Monday, October 3, 2011

Procurement Diligence Pays Dividends

In today’s business world it is important that FM’s get the maximum value for investment while minimizing risk.  Being a smart customer is a good way to improve both domains.  Many of the business partners you depend upon daily remain under economic duress, which may affect their ability to perform successfully.  When the video store on the corner closes its doors it’s an inconvenience, when your outsourced maintenance provider or sub-leased tenant goes dark it’s a whole different issue.

An informed customer has a much greater probability of making smart decisions.  I am sure you do a lot of research when you prepare for a major personal purchase, such as a car.  You investigate quality and true cost of ownership, and read reviews from experts and other owners.  It is only when you feel fully informed and armed with the best information that you proceed to the dealer’s lot.  Making a major business purchase is no different – information is king. 

Who does the research is also important.  Abdicating this responsibility to your Purchasing group is not a good strategy.  You know the industries, issues and players.  You are prepared to ask telling questions that will reveal a potential partner’s true viability.  And it is you to whom leadership will look should a business partner’s performance jeopardize your operation because they are cutting corners or have failed.

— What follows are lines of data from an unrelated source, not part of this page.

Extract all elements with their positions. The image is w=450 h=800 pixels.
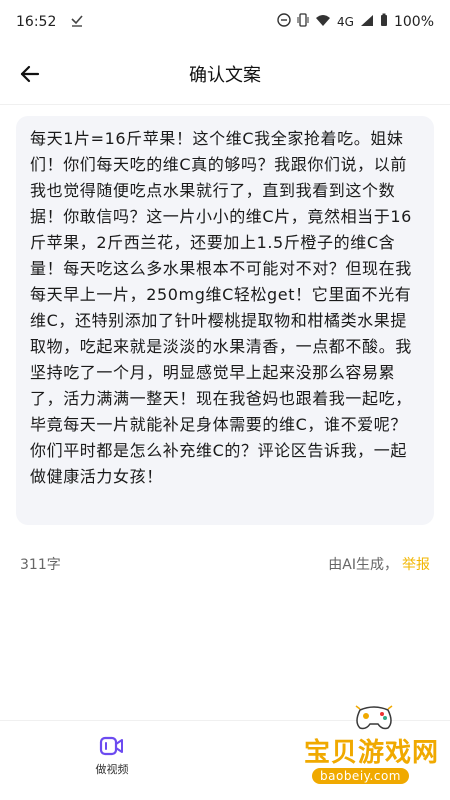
watermark-title: 宝贝游戏网 <box>304 738 440 768</box>
watermark-url: baobeiy.com <box>312 768 409 784</box>
watermark-logo: 宝贝游戏网 baobeiy.com <box>300 702 446 796</box>
gamepad-icon <box>355 705 393 730</box>
signal-icon <box>360 14 374 31</box>
wifi-icon <box>315 14 331 31</box>
char-count: 311字 <box>20 557 61 573</box>
report-link[interactable]: 举报 <box>402 554 430 574</box>
dnd-icon <box>277 13 291 31</box>
video-camera-icon <box>99 736 123 756</box>
make-video-button[interactable]: 做视频 <box>82 735 142 785</box>
copy-text-card[interactable]: 每天1片=16斤苹果！这个维C我全家抢着吃。姐妹们！你们每天吃的维C真的够吗？我… <box>16 116 434 525</box>
page-title: 确认文案 <box>189 65 261 86</box>
network-type: 4G <box>337 15 354 29</box>
status-bar: 16:52 4G 100% <box>0 0 450 44</box>
status-time: 16:52 <box>16 14 57 30</box>
screen: 16:52 4G 100% 确认文案 每天1片=16斤苹果！这个维C我全家抢着吃… <box>0 0 450 800</box>
app-header: 确认文案 <box>0 44 450 105</box>
battery-icon <box>380 13 388 31</box>
arrow-left-icon <box>20 65 40 83</box>
vibrate-icon <box>297 13 309 31</box>
copy-text[interactable]: 每天1片=16斤苹果！这个维C我全家抢着吃。姐妹们！你们每天吃的维C真的够吗？我… <box>30 126 422 490</box>
ai-generated-label: 由AI生成， <box>328 557 398 573</box>
back-button[interactable] <box>14 58 46 90</box>
battery-level: 100% <box>393 14 434 30</box>
download-check-icon <box>70 13 84 31</box>
make-video-label: 做视频 <box>95 763 129 776</box>
meta-row: 311字 由AI生成， 举报 <box>20 553 430 575</box>
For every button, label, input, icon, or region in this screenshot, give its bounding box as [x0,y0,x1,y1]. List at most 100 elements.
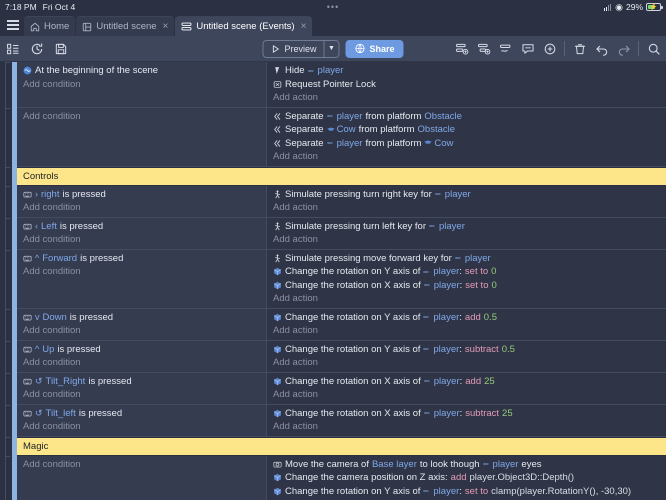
actions-column[interactable]: Change the rotation on X axis of player: a… [267,372,666,404]
instruction-row[interactable]: Move the camera of Base layer to look thou… [273,458,662,472]
actions-column[interactable]: Hide player Request Pointer Lock Add action [267,62,666,107]
instruction-row[interactable]: Separate Cow from platform Obstacle [273,123,662,137]
add-condition-button[interactable]: Add condition [23,201,262,215]
add-action-button[interactable]: Add action [273,233,662,247]
tab-close-icon[interactable]: × [163,21,169,32]
event-group-row[interactable]: Controls [12,166,666,186]
tab-untitled-scene[interactable]: Untitled scene × [76,16,175,36]
conditions-column[interactable]: ‹ Left is pressed Add condition [17,217,267,249]
event-row[interactable]: v Down is pressed Add condition Change the r… [12,308,666,341]
actions-column[interactable]: Change the rotation on X axis of player: s… [267,404,666,436]
event-row[interactable]: ^ Up is pressed Add condition Change the rot… [12,340,666,373]
add-action-button[interactable]: Add action [273,292,662,306]
add-comment-icon[interactable] [520,41,535,56]
instruction-row[interactable]: Separate player from platform Obstacle [273,110,662,124]
instruction-row[interactable]: ‹ Left is pressed [23,220,262,234]
actions-column[interactable]: Change the rotation on Y axis of player: s… [267,340,666,372]
instruction-row[interactable]: Change the rotation on X axis of player:s… [273,279,662,293]
tab-untitled-scene-events[interactable]: Untitled scene (Events) × [175,16,313,36]
add-condition-button[interactable]: Add condition [23,458,262,472]
event-row[interactable]: Add condition Move the camera of Base laye… [12,455,666,500]
add-action-button[interactable]: Add action [273,201,662,215]
add-condition-button[interactable]: Add condition [23,265,262,279]
actions-column[interactable]: Move the camera of Base layer to look thou… [267,455,666,500]
conditions-column[interactable]: › right is pressed Add condition [17,185,267,217]
actions-column[interactable]: Simulate pressing turn left key for playe… [267,217,666,249]
instruction-row[interactable]: Change the rotation on Y axis of player: s… [273,485,662,499]
add-object-icon[interactable] [542,41,557,56]
event-row[interactable]: ‹ Left is pressed Add condition Simulate pre… [12,217,666,250]
add-event-icon[interactable] [454,41,469,56]
instruction-row[interactable]: Change the rotation on X axis of player:s… [273,407,662,421]
instruction-row[interactable]: Change the rotation on X axis of player: a… [273,375,662,389]
event-row[interactable]: At the beginning of the scene Add conditi… [12,62,666,108]
search-icon[interactable] [646,41,661,56]
event-row[interactable]: ↺ Tilt_left is pressed Add condition Change … [12,404,666,437]
instruction-row[interactable]: ↺ Tilt_Right is pressed [23,375,262,389]
add-action-button[interactable]: Add action [273,356,662,370]
instruction-row[interactable]: Change the rotation on Y axis of player: s… [273,265,662,279]
add-condition-button[interactable]: Add condition [23,356,262,370]
event-row[interactable]: Add condition Separate player from platform… [12,107,666,167]
menu-icon[interactable] [2,14,24,36]
add-condition-button[interactable]: Add condition [23,420,262,434]
conditions-column[interactable]: ^ Forward is pressed Add condition [17,249,267,308]
instruction-row[interactable]: › right is pressed [23,188,262,202]
save-icon[interactable] [53,41,68,56]
instruction-row[interactable]: Simulate pressing turn left key for playe… [273,220,662,234]
add-action-button[interactable]: Add action [273,388,662,402]
instruction-row[interactable]: Simulate pressing turn right key for play… [273,188,662,202]
add-action-button[interactable]: Add action [273,324,662,338]
add-sub-event-icon[interactable] [476,41,491,56]
conditions-column[interactable]: Add condition [17,107,267,166]
instruction-row[interactable]: Change the rotation on Y axis of player: s… [273,343,662,357]
redo-icon[interactable] [616,41,631,56]
instruction-row[interactable]: ^ Forward is pressed [23,252,262,266]
instruction-row[interactable]: Hide player [273,64,662,78]
add-condition-button[interactable]: Add condition [23,233,262,247]
event-group-row[interactable]: Magic [12,436,666,456]
conditions-column[interactable]: Add condition [17,455,267,500]
add-action-button[interactable]: Add action [273,91,662,105]
add-condition-button[interactable]: Add condition [23,324,262,338]
group-title[interactable]: Magic [23,441,48,452]
actions-column[interactable]: Change the rotation on Y axis of player: a… [267,308,666,340]
add-action-button[interactable]: Add action [273,150,662,164]
add-condition-button[interactable]: Add condition [23,388,262,402]
conditions-column[interactable]: v Down is pressed Add condition [17,308,267,340]
project-manager-icon[interactable] [5,41,20,56]
actions-column[interactable]: Simulate pressing turn right key for play… [267,185,666,217]
instruction-row[interactable]: Separate player from platform Cow [273,137,662,151]
actions-column[interactable]: Separate player from platform Obstacle Separ… [267,107,666,166]
chevron-down-icon[interactable]: ▼ [323,40,339,57]
instruction-row[interactable]: ^ Up is pressed [23,343,262,357]
instruction-row[interactable]: ↺ Tilt_left is pressed [23,407,262,421]
instruction-row[interactable]: Request Pointer Lock [273,78,662,92]
actions-column[interactable]: Simulate pressing move forward key for pl… [267,249,666,308]
tab-close-icon[interactable]: × [301,21,307,32]
instruction-row[interactable]: Simulate pressing move forward key for pl… [273,252,662,266]
undo-icon[interactable] [594,41,609,56]
events-sheet[interactable]: At the beginning of the scene Add conditi… [0,62,666,500]
instruction-row[interactable]: At the beginning of the scene [23,64,262,78]
conditions-column[interactable]: ↺ Tilt_left is pressed Add condition [17,404,267,436]
instruction-row[interactable]: Change the rotation on Y axis of player: a… [273,311,662,325]
add-condition-button[interactable]: Add condition [23,110,262,124]
conditions-column[interactable]: ↺ Tilt_Right is pressed Add condition [17,372,267,404]
delete-icon[interactable] [572,41,587,56]
event-row[interactable]: › right is pressed Add condition Simulate pr… [12,185,666,218]
conditions-column[interactable]: At the beginning of the scene Add conditi… [17,62,267,107]
add-condition-icon[interactable] [498,41,513,56]
instruction-row[interactable]: Change the camera position on Z axis: add… [273,471,662,485]
event-row[interactable]: ^ Forward is pressed Add condition Simulate … [12,249,666,309]
share-button[interactable]: Share [345,39,404,58]
instruction-row[interactable]: v Down is pressed [23,311,262,325]
history-icon[interactable] [29,41,44,56]
add-condition-button[interactable]: Add condition [23,78,262,92]
tab-home[interactable]: Home [24,16,76,36]
preview-button[interactable]: Preview [263,41,323,57]
add-action-button[interactable]: Add action [273,420,662,434]
event-row[interactable]: ↺ Tilt_Right is pressed Add condition Change… [12,372,666,405]
group-title[interactable]: Controls [23,171,58,182]
conditions-column[interactable]: ^ Up is pressed Add condition [17,340,267,372]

Basic investigation should include a comprehensive evaluation of financial health and risk.  If a major financial or mission dependent decision is at hand then rigorous investigation is needed.  This should include a review of financial health including how well the company is capitalized, a review of their stock price history, independent conversations with clients of your choosing (ask for a full list and make your own judgment on who to call – don’t just call the three or four they recommend), and a SWOT analysis to understand their market vulnerabilities.  At the bottom line it’s about the bottom line.  Capital is the lifeblood of business.  Make sure they have it and know how to use it wisely.

Take advantage of leverage but maintain balance.  There are lots of ways to gain pricing advantage when dealing in a buyer’s market, but it is possible to damage future performance and the relationship by being too aggressive.  Unsustainable terms may look good now but can cause the provider to fail if they are not able to support operations in an acceptable manner due to cost pressures.  While you are busy figuring out how to get the best possible deal, turn the coin over and consider what provides the best possible value.  Aggressive but fair economics combined with performance measurements and penalities/incentives that compensate the provider based on true value enhancements to the customer will help set a win-win environment.

It’s all in the contract.  All the good intentions in the world aside, it is the contract that rules.  For important commitments contract negotiation should be an FM responsibility with Purchasing and Legal in a support role.  It is fair to include penalties and often it is smart to include incentives, as mentioned above.  Importantly, however, there must be a basis for understanding and interpreting performance in a way that minimizes ambiguity.  Performance data, metrics, SLA’s and KPI’s offer essential legal protection but must be well thought out and agreed to, as should the processes for collecting and reporting.  Another key clause is the right to re-bid and/or renegotiate the contract at any point at the customer’s sole discretion, with an appropriate notification period.  This will allow you to take advantage of economic shifts in the customer’s favor should they occur mid-cycle before you would normally have a chance to re-compete, or to replace the provider should performance fail to meet requirements.